DocketNumber: 13734
Citation Numbers: 171 S.E. 857, 171 S.C. 193, 1933 S.C. LEXIS 67
Judges: Stabeer, Blease, Messrs, Carter, Bonham, Cothran
Filed Date: 12/9/1933
Status: Precedential
Modified Date: 10/19/2024
The opinion of the Court was delivered by
*194 In February, 1923, the defendant association issued to the plaintiff, one of its members, a combined benefit certificate in the maximum sum of $1,000. This certificate provides, among other things, that the association “will pay to the member a temporary disability benefit after five years’ continuous membership,” and that the certificate “is issued and accepted to all * * * the provisions of the constitution, laws and by-laws of the association. * * * ” The bylaws provide that every member shall pay one monthly installment of assessment each month and also such dues as may be required by the laws of his camp; and that “if he fails to make any such payments on or before the last day of the month he shall thereby become suspended,” and his certificate shall be void. One of the conditions named in Section 74 of the by-laws for the granting of the temporary disability benefit provided for in the certificate is the payment by the member of all dues and assessments “up to the time of the approval” by the association of his application for such benefit.
On June 14, 1932, the plaintiff applied to the association for the benefit named in the sum of $56.33, but his application was rejected by the defendant for the reason, as stated by it, that there was insufficient proof of disability.
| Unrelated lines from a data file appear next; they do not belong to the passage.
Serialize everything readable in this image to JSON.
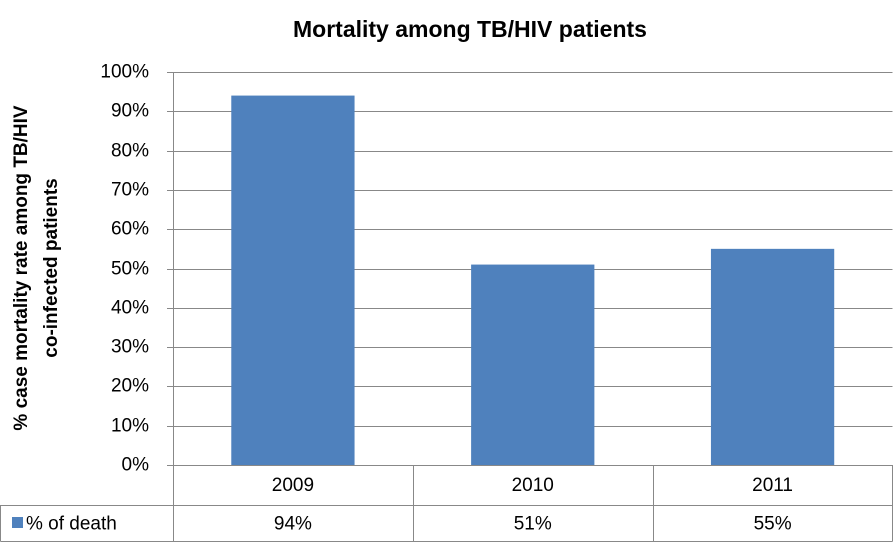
{
  "chart_data": {
    "type": "bar",
    "title": "Mortality among TB/HIV patients",
    "ylabel": [
      "% case mortality rate among TB/HIV",
      "co-infected patients"
    ],
    "categories": [
      "2009",
      "2010",
      "2011"
    ],
    "series": [
      {
        "name": "% of death",
        "color": "#4f81bd",
        "values": [
          94,
          51,
          55
        ],
        "value_labels": [
          "94%",
          "51%",
          "55%"
        ]
      }
    ],
    "ylim": [
      0,
      100
    ],
    "yticks": [
      {
        "value": 0,
        "label": "0%"
      },
      {
        "value": 10,
        "label": "10%"
      },
      {
        "value": 20,
        "label": "20%"
      },
      {
        "value": 30,
        "label": "30%"
      },
      {
        "value": 40,
        "label": "40%"
      },
      {
        "value": 50,
        "label": "50%"
      },
      {
        "value": 60,
        "label": "60%"
      },
      {
        "value": 70,
        "label": "70%"
      },
      {
        "value": 80,
        "label": "80%"
      },
      {
        "value": 90,
        "label": "90%"
      },
      {
        "value": 100,
        "label": "100%"
      }
    ],
    "grid": true,
    "data_table": true
  }
}
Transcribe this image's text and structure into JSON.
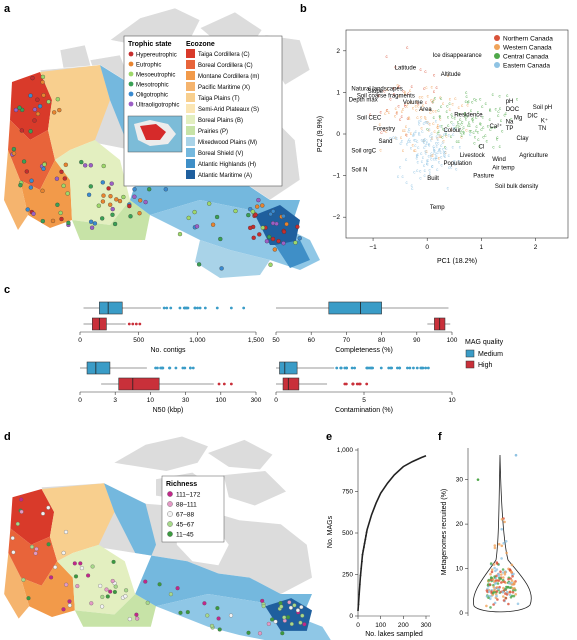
{
  "panel_labels": {
    "a": "a",
    "b": "b",
    "c": "c",
    "d": "d",
    "e": "e",
    "f": "f"
  },
  "legend_a": {
    "trophic_title": "Trophic state",
    "ecozone_title": "Ecozone",
    "trophic": [
      {
        "label": "Hypereutrophic",
        "color": "#c62d2d"
      },
      {
        "label": "Eutrophic",
        "color": "#e8842f"
      },
      {
        "label": "Mesoeutrophic",
        "color": "#9ed86a"
      },
      {
        "label": "Mesotrophic",
        "color": "#3aa055"
      },
      {
        "label": "Oligotrophic",
        "color": "#3a8ad0"
      },
      {
        "label": "Ultraoligotrophic",
        "color": "#9c5fc6"
      }
    ],
    "ecozones": [
      {
        "label": "Taiga Cordillera (C)",
        "color": "#d93a2a"
      },
      {
        "label": "Boreal Cordillera (C)",
        "color": "#e8643a"
      },
      {
        "label": "Montane Cordillera (m)",
        "color": "#f29a4a"
      },
      {
        "label": "Pacific Maritime (X)",
        "color": "#f5b46e"
      },
      {
        "label": "Taiga Plains (T)",
        "color": "#f8cf8e"
      },
      {
        "label": "Semi-Arid Plateaux (S)",
        "color": "#fbe6b4"
      },
      {
        "label": "Boreal Plains (B)",
        "color": "#e3efc0"
      },
      {
        "label": "Prairies (P)",
        "color": "#c7e3a7"
      },
      {
        "label": "Mixedwood Plains (M)",
        "color": "#a9d3e8"
      },
      {
        "label": "Boreal Shield (V)",
        "color": "#74b8de"
      },
      {
        "label": "Atlantic Highlands (H)",
        "color": "#3f8fc7"
      },
      {
        "label": "Atlantic Maritime (A)",
        "color": "#1f5f9e"
      }
    ]
  },
  "pca": {
    "xlabel": "PC1 (18.2%)",
    "ylabel": "PC2 (9.9%)",
    "xticks": [
      "−1",
      "0",
      "1",
      "2"
    ],
    "yticks": [
      "2",
      "1",
      "0",
      "−1",
      "−2"
    ],
    "legend": [
      {
        "label": "Northern Canada",
        "color": "#d9533a"
      },
      {
        "label": "Western Canada",
        "color": "#f0a35a"
      },
      {
        "label": "Central Canada",
        "color": "#4fa84a"
      },
      {
        "label": "Eastern Canada",
        "color": "#8fc3e3"
      }
    ],
    "vectors": [
      "Ice disappearance",
      "Latitude",
      "Altitude",
      "Natural landscapes",
      "Slope",
      "Soil coarse fragments",
      "Depth max",
      "Volume",
      "Area",
      "Residence",
      "pH",
      "Soil pH",
      "DOC",
      "DIC",
      "K⁺",
      "TN",
      "Mg",
      "Na",
      "TP",
      "Ca²⁺",
      "Colour",
      "Clay",
      "Agriculture",
      "Soil CEC",
      "Forestry",
      "Cl",
      "Sand",
      "Soil orgC",
      "Livestock",
      "Population",
      "Wind",
      "Air temp",
      "Soil N",
      "Built",
      "Pasture",
      "Soil bulk density",
      "Temp"
    ]
  },
  "box": {
    "legend_title": "MAG quality",
    "legend": [
      {
        "label": "Medium",
        "color": "#3a9cc7"
      },
      {
        "label": "High",
        "color": "#c9303a"
      }
    ],
    "contigs": {
      "xlabel": "No. contigs",
      "ticks": [
        "0",
        "500",
        "1,000",
        "1,500"
      ]
    },
    "completeness": {
      "xlabel": "Completeness (%)",
      "ticks": [
        "50",
        "60",
        "70",
        "80",
        "90",
        "100"
      ]
    },
    "n50": {
      "xlabel": "N50 (kbp)",
      "ticks": [
        "0",
        "3",
        "10",
        "30",
        "100",
        "300"
      ]
    },
    "contamination": {
      "xlabel": "Contamination (%)",
      "ticks": [
        "0",
        "5",
        "10"
      ]
    }
  },
  "richness": {
    "title": "Richness",
    "items": [
      {
        "label": "111–172",
        "color": "#c2278a"
      },
      {
        "label": "88–111",
        "color": "#e49ac6"
      },
      {
        "label": "67–88",
        "color": "#f3f3f3"
      },
      {
        "label": "45–67",
        "color": "#a7d98a"
      },
      {
        "label": "11–45",
        "color": "#3a9a3f"
      }
    ]
  },
  "accum": {
    "xlabel": "No. lakes sampled",
    "ylabel": "No. MAGs",
    "xticks": [
      "0",
      "100",
      "200",
      "300"
    ],
    "yticks": [
      "0",
      "250",
      "500",
      "750",
      "1,000"
    ],
    "chart_data": {
      "type": "line",
      "x": [
        0,
        10,
        20,
        40,
        60,
        80,
        100,
        130,
        160,
        200,
        240,
        280,
        300
      ],
      "y": [
        30,
        230,
        370,
        520,
        610,
        680,
        740,
        800,
        850,
        900,
        930,
        955,
        965
      ]
    }
  },
  "violin": {
    "ylabel": "Metagenomes recruited (%)",
    "yticks": [
      "0",
      "10",
      "20",
      "30"
    ]
  }
}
The insured then failed to pay his July assessment and for that reason became suspended on August 1st. In December he brought this action in the Magistrate’s Court, asking judgment for $100.00. He alleged that he became totally disabled from disease in September, 1931, and continued so until about the middle of August, 1932. The defendant pleaded that plaihtiff had become suspended on the first day of August for nonpayment of his monthly assessments for July, and that he was not entitled after suspension to recover of defendant anything whatsoever. The magistrate found as a fact that the insured was disabled as alleged and that at the time he made his application for the benefit he was in good standing as a member of the association, and *195 gave judgment in his favor for $100.00. On appeal to the County Court of Greenville, Judge Ansel concurred in the magistrate’s finding of fact as to plaintiff’s disability, but reduced the amount of the verdict to $56.23 and gave judgment accordingly. The defendant excepts to the Court’s order and brings error.
The appeal presents but one question, was plaintiff entitled to maintain an action for disability benefit under his certificate in December, 1932?
The position of the appellant seems to' be that, when a member of the association applies for the benefit provided for, nothing more can be done about it, although he may be entitled thereto, until the association approves his application; and that under Section 74 of the by-laws, the member is required to- keep up the payment of his dues and assessments until such approval is given; that if he fails to do so, his certificate becomes void, and thereafter he can claim no benefits thereunder.
It is clear that the construction contended for by the appellant places it in the power of the association to defeat the payment of any disability benefit allowed under the certificate, by withholding indefinitely, right or wrong, its approval of the application of a member for such benefit. It is doubtless true that many members of the association, paying for such insurance, are dependent upon their daily or weekly earnings to meet the monthly assessments. It is manifest, therefore, that when such a member becomes unable, by reason of disease or accident, to perform his usual duties or work, as admittedly was the case here, he cannot pay the dues required. In such circumstances, his course undoubtedly would be to apply for the disability benefit, if entitled thereto, and surrender his certificate for cancellation as required. If appellant’s contention were sustained, however, the association in such case, by withholding its approval of the application, might easily rid itself of sucn member without payment of anything whatsoever. It seems *196 to us, therefore, that, if the provisions of the constitution and by-laws relied on by the appellant must be construed as contended for by it, they are violative of all fairness and good conscience, if not against public policy. If the insured is not reasonably protected by the insurance for which he pays, then such insurance fails of its purpose.
We conclude that a recovery was properly allowed in the case at bar. As we have stated, it is conceded that at the time the plaintiff applied for the disability benefit, he was in good standing as a member of the association. The appellant, although it refused to approve his application on the ground that there was an insufficient proof of disability, is bound by the concurrent findings of fact by the magistrate and the Judge of the County Court, that such disability at the time did exist. We think therefore, under this state of facts, that a cause of action arose in plaintiff’s favor in June, 1932, and that he did not have to continue to pay assessments in order to recover any disability benefit to which he was entitled under the certificate at the time the application was filed. The action here brought was for an adjudication of his rights accruing prior to August 1, 1932, the date of his suspension, and not thereafter.
The order appealed from is affirmed.